Kasım 2024’te MHP lideri Devlet Bahçeli’nin sürpriz açıklamasıyla Türkiye, yeni bir çözüm süreci başlatmıştır. HDP heyetinin PKK lideri Abdullah Öcalan ile İmralı Cezaevi’nde yaptığı görüşmeler, Öcalan’ın barış sürecine destek verdiğini ve belirli koşullarda (siyasi haklar ve partileşme) PKK’nin silah bırakabileceğini gösterdiğini ortaya koymuştur. Öcalan’ın, örgütü feshetme sinyali vermesi, bu sürecin potansiyelini artırmıştır. Nitekim 12 Mayıs’ta PKK, Türkiye kamuoyuna yönelik yaptığı açıklamada, 5-7 Mayıs tarihleri arasında kongresini toplayarak örgütü feshettiğini ve silah bıraktığını ilan ederek tarihi bir karar almıştır.
Ancak, çözüm sürecinin Suriye’yi kapsayıp kapsamadığı belirsizdir. HDP’li yetkililer, sürecin yalnızca Türkiye’yi ilgilendirdiğini ve YPG ya da SDG ile bağlantılı olmadığını belirtmiştir. İster Suriye’yi kapsasın ister kapsamasın, Türkiye’de sürecin başarıyla sonuçlanması, Suriye’deki Kürt sorununun çözülmesine olumlu etkiler yaratacaktır. Türkiye’nin Kürt meselesine daha kapsayıcı bir yaklaşım benimsemesi, Suriye’de YPG’nin Suriye ordusuyla entegerasyonu ve muallakta kalan meselelerin halledilmesinde kolaylaştırıcı bir rol oynayacaktır.
Çözüm süreci, Türkiye’nin Suriye politikasında yeni bir sayfa açabilir, ancak taşıdığı belirsizlikler nedeniyle kesin bir şey söylemek zorlaşmaktadır. Eğer süreç Suriye’yi kapsayacak şekilde genişletilmezse, Türkiye’nin SDG’ye yönelik güvenlik odaklı yaklaşımı devam edebilir.

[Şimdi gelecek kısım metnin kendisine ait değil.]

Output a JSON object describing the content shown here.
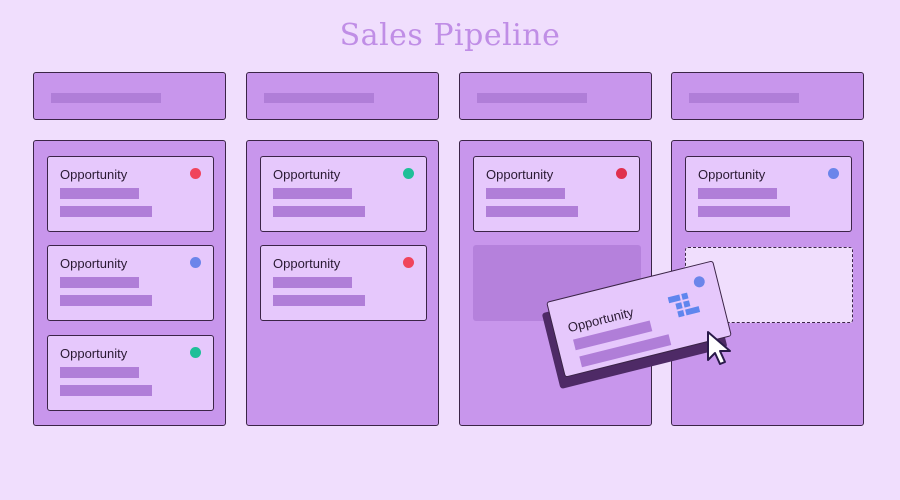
{
  "title": "Sales Pipeline",
  "colors": {
    "background": "#f0defd",
    "column": "#c896ec",
    "card": "#e6c8fc",
    "placeholder_bar": "#b07ed8",
    "outline": "#3b2447",
    "title": "#c08ee6",
    "status_red": "#f0445c",
    "status_blue": "#6b85ea",
    "status_green": "#1fbf98",
    "logo": "#5f86ee"
  },
  "columns": [
    {
      "cards": [
        {
          "label": "Opportunity",
          "status": "#f0445c"
        },
        {
          "label": "Opportunity",
          "status": "#6b85ea"
        },
        {
          "label": "Opportunity",
          "status": "#1fbf98"
        }
      ]
    },
    {
      "cards": [
        {
          "label": "Opportunity",
          "status": "#1fbf98"
        },
        {
          "label": "Opportunity",
          "status": "#f0445c"
        }
      ]
    },
    {
      "cards": [
        {
          "label": "Opportunity",
          "status": "#e0304e"
        }
      ],
      "ghost_slot": true
    },
    {
      "cards": [
        {
          "label": "Opportunity",
          "status": "#6b85ea"
        }
      ],
      "drop_zone": true
    }
  ],
  "dragging_card": {
    "label": "Opportunity",
    "status": "#6b85ea",
    "icon": "brand-logo-icon"
  },
  "cursor": "pointer-arrow-icon"
}
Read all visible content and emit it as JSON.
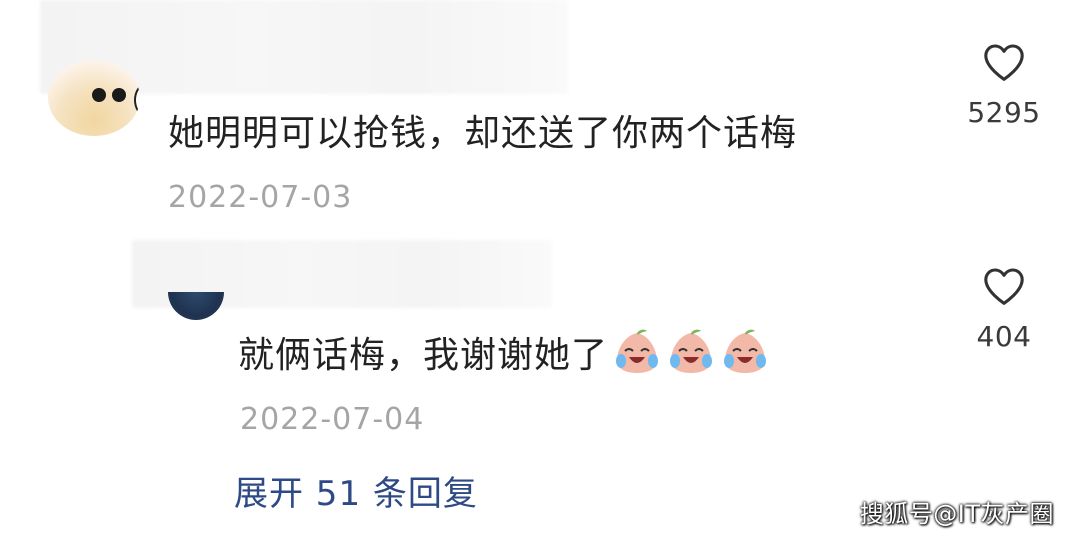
{
  "comments": [
    {
      "text": "她明明可以抢钱，却还送了你两个话梅",
      "date": "2022-07-03",
      "likes": "5295",
      "like_icon": "heart-outline-icon"
    },
    {
      "text": "就俩话梅，我谢谢她了",
      "date": "2022-07-04",
      "likes": "404",
      "like_icon": "heart-outline-icon",
      "emoji": [
        "crying-laughing-plum-emoji",
        "crying-laughing-plum-emoji",
        "crying-laughing-plum-emoji"
      ]
    }
  ],
  "expand_replies_label": "展开 51 条回复",
  "watermark": "搜狐号@IT灰产圈",
  "colors": {
    "text": "#222222",
    "date": "#a5a5a5",
    "link": "#2e4a86",
    "icon": "#333333"
  }
}
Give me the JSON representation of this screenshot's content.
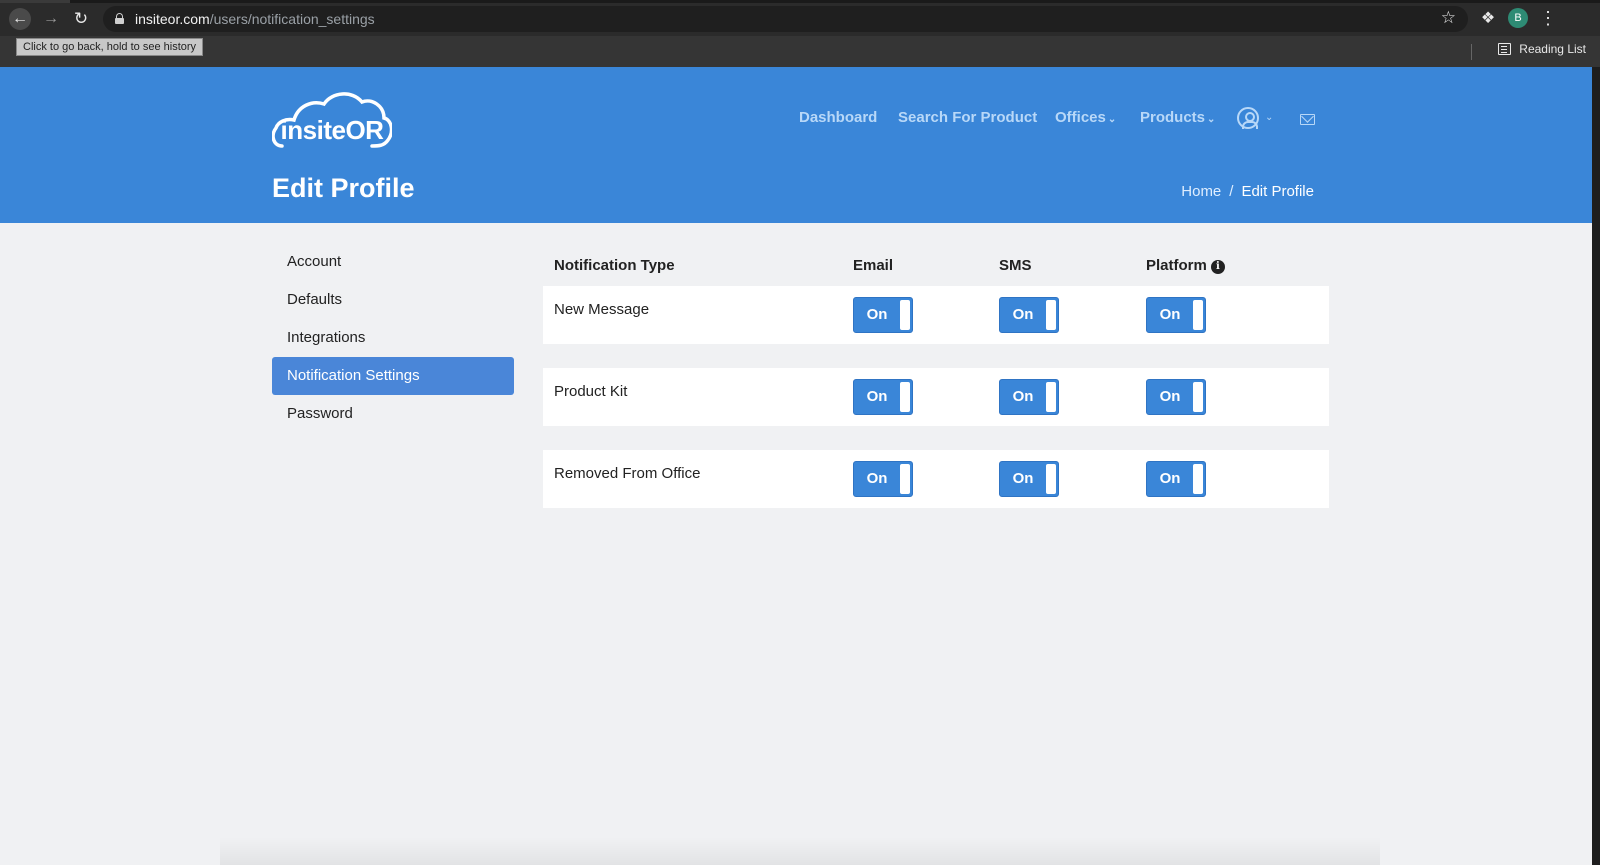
{
  "browser": {
    "url_host": "insiteor.com",
    "url_path": "/users/notification_settings",
    "tooltip": "Click to go back, hold to see history",
    "avatar_initial": "B",
    "reading_list": "Reading List"
  },
  "site": {
    "logo_text": "insiteOR",
    "nav": {
      "dashboard": "Dashboard",
      "search": "Search For Product",
      "offices": "Offices",
      "products": "Products"
    },
    "page_title": "Edit Profile",
    "breadcrumb": {
      "home": "Home",
      "separator": "/",
      "current": "Edit Profile"
    }
  },
  "sidebar": {
    "items": [
      {
        "label": "Account"
      },
      {
        "label": "Defaults"
      },
      {
        "label": "Integrations"
      },
      {
        "label": "Notification Settings",
        "active": true
      },
      {
        "label": "Password"
      }
    ]
  },
  "notifications": {
    "headers": {
      "type": "Notification Type",
      "email": "Email",
      "sms": "SMS",
      "platform": "Platform"
    },
    "rows": [
      {
        "label": "New Message",
        "email": "On",
        "sms": "On",
        "platform": "On"
      },
      {
        "label": "Product Kit",
        "email": "On",
        "sms": "On",
        "platform": "On"
      },
      {
        "label": "Removed From Office",
        "email": "On",
        "sms": "On",
        "platform": "On"
      }
    ]
  },
  "colors": {
    "primary": "#3a86d8",
    "sidebar_active": "#4a86d8",
    "page_bg": "#f0f1f3"
  }
}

Bu, Suriye’de çoğulcu bir yapının oluşmasını zorlaştırabilir. Öte yandan, süreç başarılı olursa, Türkiye’nin Kürt meselesine demokratik bir çözüm bulması, Suriye’deki Kürt toplumuyla daha yapıcı bir ilişki kurmasını sağlayabilir. Bu, hem Suriye’nin istikrarına hem de Türkiye’nin bölgesel imajına olumlu katkı sunacaktır.
- Sonuç ve Öneriler
Türkiye, Suriye’nin istikrarı ve demokratikleşmesi için önemli bir konumdadır. HTŞ’ye sağlanan destek, ekonomik katkılar ve diplomatik girişimler, Türkiye’nin önemli bir aktör olduğunun altını bir kez daha çizmiştir. Ancak, azınlık hakları konusundaki sadece algıdan ibaret olmayan ve çözüm bekleyen somut sorunlar, YPG odaklı Suriye politikası, dış politik vizyonun derinleştirilmesi ve zenginleştirilmesinin önündeki en büyük engellerdir.
- Azınlık Haklarına Kapsayıcı Yaklaşım: Türkiye, Alevi katliamı gibi olaylardan kaynaklanan olumsuz algıyı düzeltmek için azınlık haklarını savunan bir söylem geliştirmeli ve Suriye’deki tüm topluluklara eşit mesafede durmalıdır.
- Çözüm Sürecinin Genişletilmesi: Yeni çözüm süreci, Suriye’deki Kürt meselesini kapsayacak şekilde genişletilmeli, YPG ile yapıcı bir diyalog kurulmalıdır. Bu, Suriye’nin çoğulcu bir yapıya geçişini kolaylaştıracaktır.
- Ekonomik Katkıların Güçlendirilmesi: Elektrik ihracatı ve altyapı projeleri gibi ekonomik katkılar, uluslararası işbirlikleriyle genişletilmeli, Suriye’nin yeniden inşasında Türkiye’nin liderliği pekiştirilmelidir.
- Aktif Diplomasi: Türkiye, İsrail’in azınlık hamiliği girişimlerine karşı Suriye’nin ulusal bütünlüğünü destekleyen, ancak çoğulcu bir yapıyı teşvik eden bir diplomasi izlemelidir. Rusya, İran ve Batılı aktörlerle dengeli bir işbirliği, bu süreçte kritik önemdedir.
- İç Uzlaşının Güçlendirilmesi: Çözüm süreci, Türkiye’nin iç politikasında uzlaşıyı güçlendirmeli.Kürt meselesine demokratik bir çözüm bulunması, Suriye politikasına da olumlu yansıyacaktır.